Keep an eye out for upcoming forum posts with more detail on each of these rollup components.
Previously, rollups have been limited to the optimistic or ZK rollups in the Ethereum ecosystem. Thus, Composable created its own rollup design on Solana: the Mantis rollup, the first Solana Virtual Machine (SVM) rollup.
The Mantis rollup’s core role is to be a coordination and settlement layer for cross-domain, intent-based mechanisms. The Mantis rollup also provides a framework for block proposals and credible commitments across domains. These commitments are held accountable through IBC’s security model, ensuring transparency and trust in multi-chain interactions.
All major components of the Mantis rollup are depicted in the following diagram and described in subsequent sections of the article:
Transactions settle down from layer 2 (the Mantis rollup) to layer 1 (the destination chain of the transaction). First, transactions on the Mantis rollup are used to construct blocks by the Mantis rollup validators. In this way, validators of the rollup also act as block builders. Then, the blocks of Mantis rollup transactions are picked up by the sequencer on Mantis. They send blocks to the bridge contract. When there are transactions submitted through the L1, the bridge contract sends the blocks out using a light client that we have created between L1 and L2 In this case, the layer 1 validates the layer 2 blocks. This is also a change in the consensus algorithm that ensures finality of the L2. This is a change to the validator client we’ve made.
This transaction lifecycle is depicted in the following diagram:
The bridge contract interacts with the rollup to facilitate bridging. Any asset can be deposited into the bridge contract to be staked in proof-of-stake validation, providing the users with staking rewards. However, users depositing SOL, liquid staked tokens (LSTs) from SOL, or Solana-based stablecoins into this bridge contract are able to earn additional yield in the form of restaking, DeFi integrations, and native yield. The types of yield that each asset can generate on the bridge contract are displayed below:
The IBC is used to settle transactions down from the L2 (i.e. the Mantis rollup) to the respective L1 (i.e. the destination chain, which can be any IBC-enabled chain). This is accomplished via the Picasso Network’s expansion of the IBC’s connections to not only the Cosmos Hub and Cosmos SDK chains that it originally linked, but also Polkadot and Kusama parachains, Ethereum, and Solana.
This interoperability is natively integrated into Mantis, as we’ve created state proofs on the Mantis rollup in the SVM. These state proofs will be generated in the validator client of the Mantis rollup. This is a change to the validator client we implemented.

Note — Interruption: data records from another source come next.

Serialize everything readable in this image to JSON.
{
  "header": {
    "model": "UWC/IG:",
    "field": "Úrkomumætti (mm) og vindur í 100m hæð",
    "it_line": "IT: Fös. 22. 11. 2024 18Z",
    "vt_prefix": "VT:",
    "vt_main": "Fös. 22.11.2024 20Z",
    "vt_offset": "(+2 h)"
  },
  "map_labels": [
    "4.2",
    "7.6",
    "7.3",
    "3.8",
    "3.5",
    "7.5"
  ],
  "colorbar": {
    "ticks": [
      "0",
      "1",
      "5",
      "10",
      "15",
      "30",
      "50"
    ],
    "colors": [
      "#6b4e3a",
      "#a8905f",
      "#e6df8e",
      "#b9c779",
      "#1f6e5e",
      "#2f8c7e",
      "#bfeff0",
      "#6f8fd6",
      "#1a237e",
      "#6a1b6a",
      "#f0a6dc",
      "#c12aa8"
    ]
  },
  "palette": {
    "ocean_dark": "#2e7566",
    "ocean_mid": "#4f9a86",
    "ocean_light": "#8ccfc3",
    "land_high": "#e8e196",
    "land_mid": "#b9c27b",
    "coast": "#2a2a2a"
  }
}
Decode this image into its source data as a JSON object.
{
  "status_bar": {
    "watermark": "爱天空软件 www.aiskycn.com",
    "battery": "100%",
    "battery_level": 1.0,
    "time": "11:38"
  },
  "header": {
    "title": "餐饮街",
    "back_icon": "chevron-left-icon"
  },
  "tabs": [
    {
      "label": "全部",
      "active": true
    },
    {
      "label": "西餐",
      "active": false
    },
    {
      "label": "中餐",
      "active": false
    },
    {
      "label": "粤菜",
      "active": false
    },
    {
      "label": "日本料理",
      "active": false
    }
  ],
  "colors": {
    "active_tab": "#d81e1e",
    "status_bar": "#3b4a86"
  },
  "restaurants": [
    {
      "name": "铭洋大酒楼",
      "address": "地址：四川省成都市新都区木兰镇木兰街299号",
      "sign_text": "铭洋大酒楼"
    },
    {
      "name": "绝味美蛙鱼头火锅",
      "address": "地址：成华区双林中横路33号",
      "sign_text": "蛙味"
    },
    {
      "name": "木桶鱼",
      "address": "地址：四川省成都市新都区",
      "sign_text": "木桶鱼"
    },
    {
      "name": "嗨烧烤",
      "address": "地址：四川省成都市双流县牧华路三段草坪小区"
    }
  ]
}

However, not all blockchains (such as Solana) meet IBC requirements. Thus, we have had to develop other mechanisms to allow IBC connectivity on these chains. For example, we have developed a guest blockchain that essentially replicates the underlying chain, but is compatible with state proofs. Moreover, we have created an alternative proof that should meet the state proof requirements of the IBC. This is explored in more detail in this forum post by Michał Nazarewicz.
In the Ethereum context, there are two requirements for being a rollup:
Rollback based on the L1: Rollup blocks are validated by the corresponding L1. If the L1 says the transaction is invalid (i.e. the L1 does not accept the transaction), the rollup rolls it back.
Emergency withdrawals from L1 using the L2: The state root can be used to make an emergency withdrawal from the layer 2 in the event the L2 stops running.
The Mantis rollup fits these requirements, as we will describe in a future forum post.
As Mantis leverages the IBC, finality comes in the form of light client updates. This involves L2 blocks being posted on the L1 and verified by the light client. This also includes posting state proofs to the L1.